Since the advent of what I call the Dialogue Revolution (the trend toward using few or no attributions and replacing with “beats”), I too struggle to create a pleasing flow to the story. Too many sentences of describing action, thought or emotion and the story stalls. Too few and readers get confused. What’s a writer to do?
Writing Tip for Today: A beat is a sentence which either adds to or takes away from the flow of the story. In a scene, dialogue “he saids” are now often replaced by these beats. How can you strike the right balance?
- Turn the Beats Around. Placing beats in the same spot for every line of dialogue–say after the dialogue–will quickly feel too sing-song or create a less-than-satisfying rhythm. Learn to vary the placement. One dialogue line, precede it with a beat. For the next speaker, perhaps place the beat after the spoken line. And if you need to emphasize a line of dialogue and the reader is certain who’s saying it, leave out the beats altogether.
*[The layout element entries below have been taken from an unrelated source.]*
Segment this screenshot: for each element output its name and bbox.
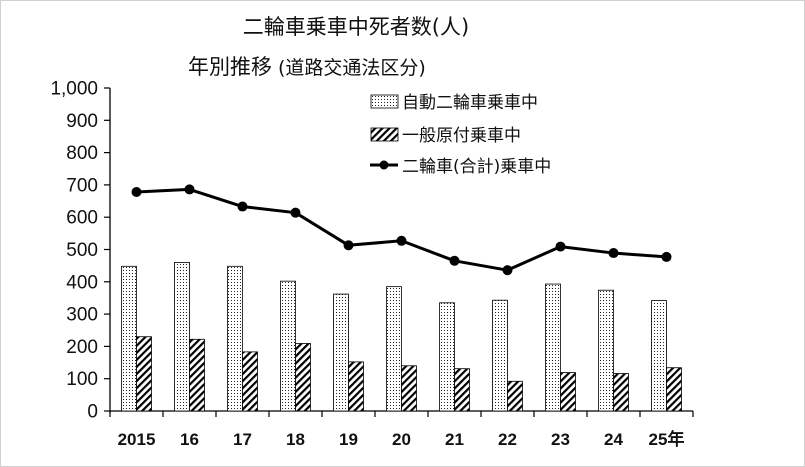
line-series <box>131 184 672 276</box>
chart-subtitle-paren: (道路交通法区分) <box>278 57 426 79</box>
y-tick-label: 100 <box>66 369 98 390</box>
bar-motorcycle <box>545 283 561 412</box>
bar-motorcycle <box>598 289 614 412</box>
line-point <box>343 240 354 251</box>
chart-title: 二輪車乗車中死者数(人) <box>243 15 469 39</box>
line-point <box>131 187 142 198</box>
y-tick-label: 900 <box>66 111 98 132</box>
x-tick-label: 23 <box>551 430 570 449</box>
y-tick-label: 700 <box>66 175 98 196</box>
bar-moped <box>454 368 470 412</box>
bar-moped <box>295 343 311 412</box>
bar-motorcycle <box>651 300 667 412</box>
legend-swatch-hatch <box>370 127 399 142</box>
x-tick-label: 25年 <box>649 429 685 449</box>
y-tick-label: 500 <box>66 240 98 261</box>
line-point <box>449 255 460 266</box>
bar-moped <box>666 367 682 412</box>
bar-moped <box>189 338 205 412</box>
bar-moped <box>401 365 417 412</box>
x-tick-label: 17 <box>233 430 252 449</box>
x-tick-label: 24 <box>604 430 623 449</box>
bar-moped <box>242 351 258 412</box>
bar-motorcycle <box>227 265 243 412</box>
x-tick-label: 16 <box>180 430 199 449</box>
x-tick-label: 20 <box>392 430 411 449</box>
bar-motorcycle <box>386 286 402 412</box>
bar-motorcycle <box>174 262 190 412</box>
y-ticks: 0 100 200 300 400 500 600 700 800 900 1,000 <box>50 79 110 423</box>
chart-subtitle: 年別推移 (道路交通法区分) <box>188 55 426 79</box>
x-tick-label: 19 <box>339 430 358 449</box>
y-tick-label: 800 <box>66 143 98 164</box>
bar-motorcycle <box>439 302 455 412</box>
line-point <box>608 248 619 259</box>
y-tick-label: 0 <box>87 402 98 423</box>
legend-label-1: 一般原付乗車中 <box>402 126 521 146</box>
bar-motorcycle <box>492 299 508 412</box>
line-point <box>184 184 195 195</box>
legend: 自動二輪車乗車中 一般原付乗車中 二輪車(合計)乗車中 <box>370 93 551 177</box>
bars <box>121 262 682 412</box>
x-tick-label: 21 <box>445 430 464 449</box>
x-tick-label: 22 <box>498 430 517 449</box>
y-tick-label: 400 <box>66 272 98 293</box>
line-point <box>555 241 566 252</box>
legend-label-2: 二輪車(合計)乗車中 <box>402 157 551 177</box>
line-point <box>237 201 248 212</box>
chart-subtitle-main: 年別推移 <box>188 55 272 79</box>
line-point <box>290 207 301 218</box>
bar-moped <box>348 361 364 412</box>
legend-swatch-dots <box>370 94 399 109</box>
x-tick-label: 18 <box>286 430 305 449</box>
bar-moped <box>136 336 152 412</box>
bar-motorcycle <box>121 265 137 412</box>
bar-motorcycle <box>280 280 296 412</box>
bar-moped <box>507 380 523 412</box>
bar-moped <box>613 373 629 412</box>
y-tick-label: 200 <box>66 337 98 358</box>
legend-swatch-marker <box>379 160 389 170</box>
line-point <box>502 265 513 276</box>
line-point <box>396 235 407 246</box>
y-tick-label: 1,000 <box>50 79 98 100</box>
y-tick-label: 600 <box>66 208 98 229</box>
bar-moped <box>560 372 576 412</box>
bar-motorcycle <box>333 293 349 412</box>
legend-label-0: 自動二輪車乗車中 <box>402 93 538 113</box>
y-tick-label: 300 <box>66 305 98 326</box>
x-tick-label: 2015 <box>118 430 156 449</box>
x-ticks: 2015 16 17 18 19 20 21 22 23 24 25年 <box>109 411 694 449</box>
line-point <box>661 251 672 262</box>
EX: John slammed the book on the table. “What a worthless book of tripe!”
“Beauty is in the eye of the beholder, wouldn’t you say?” Sandra bit her lip–no sense calling her co-writer an idiot–and eyed John.
“What do you know about it?”
- Don’t Be Afraid of SAID. Even with the current trend away from attribution, I still think said has a place in fiction or memoir. Using a simple “she said” (NOT she expostulated, observed, opined) alerts the reader to the speaker and is generally invisible to the reader. Keep it simple–you’ll seem amateurish if you bend over backward to come up with an original tag line or attribution. But as far as I know, there’s no law against the occasional “said.”
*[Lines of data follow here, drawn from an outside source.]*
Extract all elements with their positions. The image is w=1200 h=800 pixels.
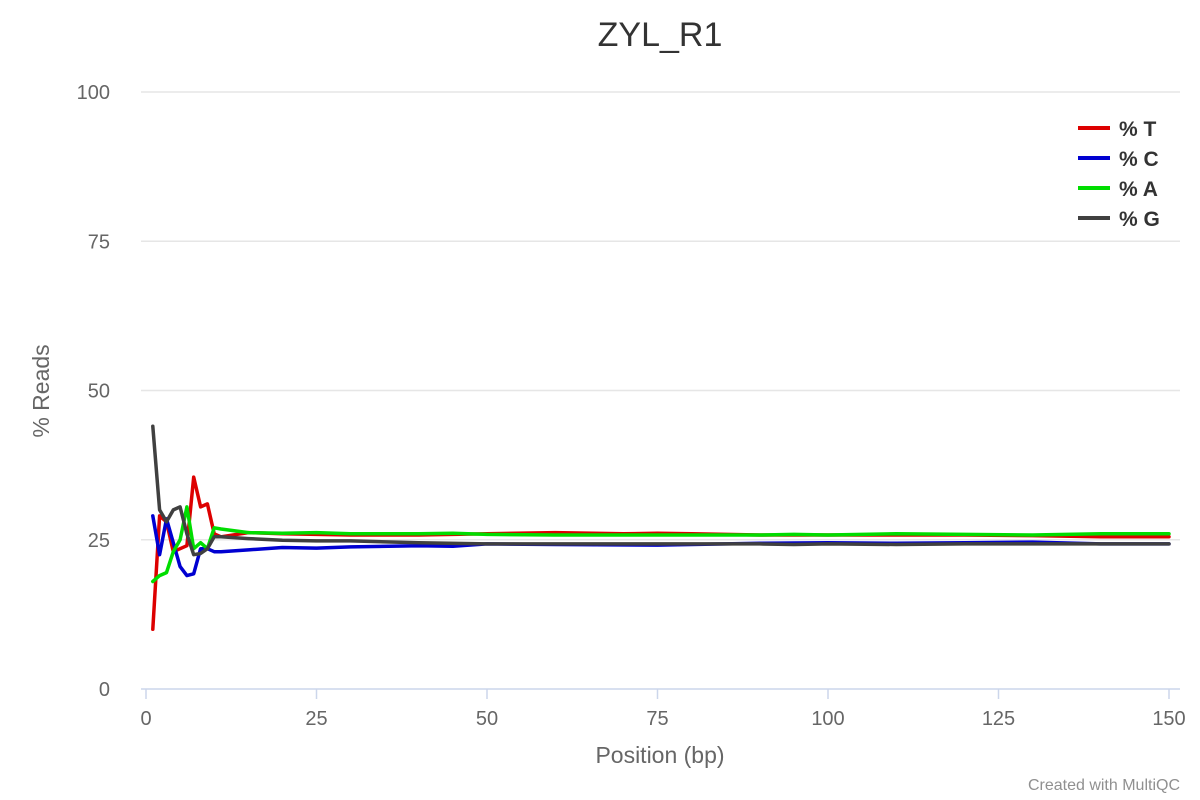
legend-label: % C (1119, 148, 1159, 171)
y-axis-title: % Reads (28, 344, 54, 437)
legend[interactable]: % T % C % A % G (1078, 118, 1160, 231)
x-axis-title: Position (bp) (595, 742, 724, 768)
x-tick-label: 150 (1152, 708, 1185, 730)
x-tick-label: 25 (305, 708, 327, 730)
chart-title: ZYL_R1 (598, 16, 723, 54)
series-line-g[interactable] (151, 424, 1171, 557)
y-tick-label: 25 (88, 530, 110, 552)
y-tick-label: 100 (77, 82, 110, 104)
series-line-t[interactable] (151, 475, 1171, 632)
y-tick-label: 0 (99, 679, 110, 701)
credit-text[interactable]: Created with MultiQC (1028, 777, 1180, 794)
legend-item-g[interactable]: % G (1078, 208, 1160, 231)
legend-label: % G (1119, 208, 1160, 231)
y-tick-label: 50 (88, 381, 110, 403)
legend-label: % T (1119, 118, 1157, 141)
series-line-c[interactable] (151, 514, 1171, 578)
legend-label: % A (1119, 178, 1158, 201)
plot-series (151, 424, 1171, 632)
grid-lines (141, 91, 1180, 541)
legend-item-t[interactable]: % T (1078, 118, 1157, 141)
x-tick-label: 125 (982, 708, 1015, 730)
x-tick-label: 100 (811, 708, 844, 730)
y-tick-label: 75 (88, 231, 110, 253)
legend-item-a[interactable]: % A (1078, 178, 1158, 201)
axes: 0 25 50 75 100 0 25 50 75 100 125 150 (77, 82, 1186, 730)
x-tick-label: 75 (646, 708, 668, 730)
x-tick-label: 0 (140, 708, 151, 730)
legend-item-c[interactable]: % C (1078, 148, 1159, 171)
x-tick-label: 50 (476, 708, 498, 730)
- Rule of Three. If you have been hanging around this blog long, you know what I mean. After every three lines of dialogue, evaluate. Break up speeches with a beat of action, thought or emotion, or simply switch to a different speaker. After three EXCHANGES between speakers, evaluate. Do you need a sentence or more of narrative to remind readers of where the scene takes place or other visual, audio or other sensory clues? Rule of 3 is only a guideline–don’t use it in a mechanical way. But if you struggle to keep speeches out of your dialogue, this is a great way to learn better scene pacing. Try it!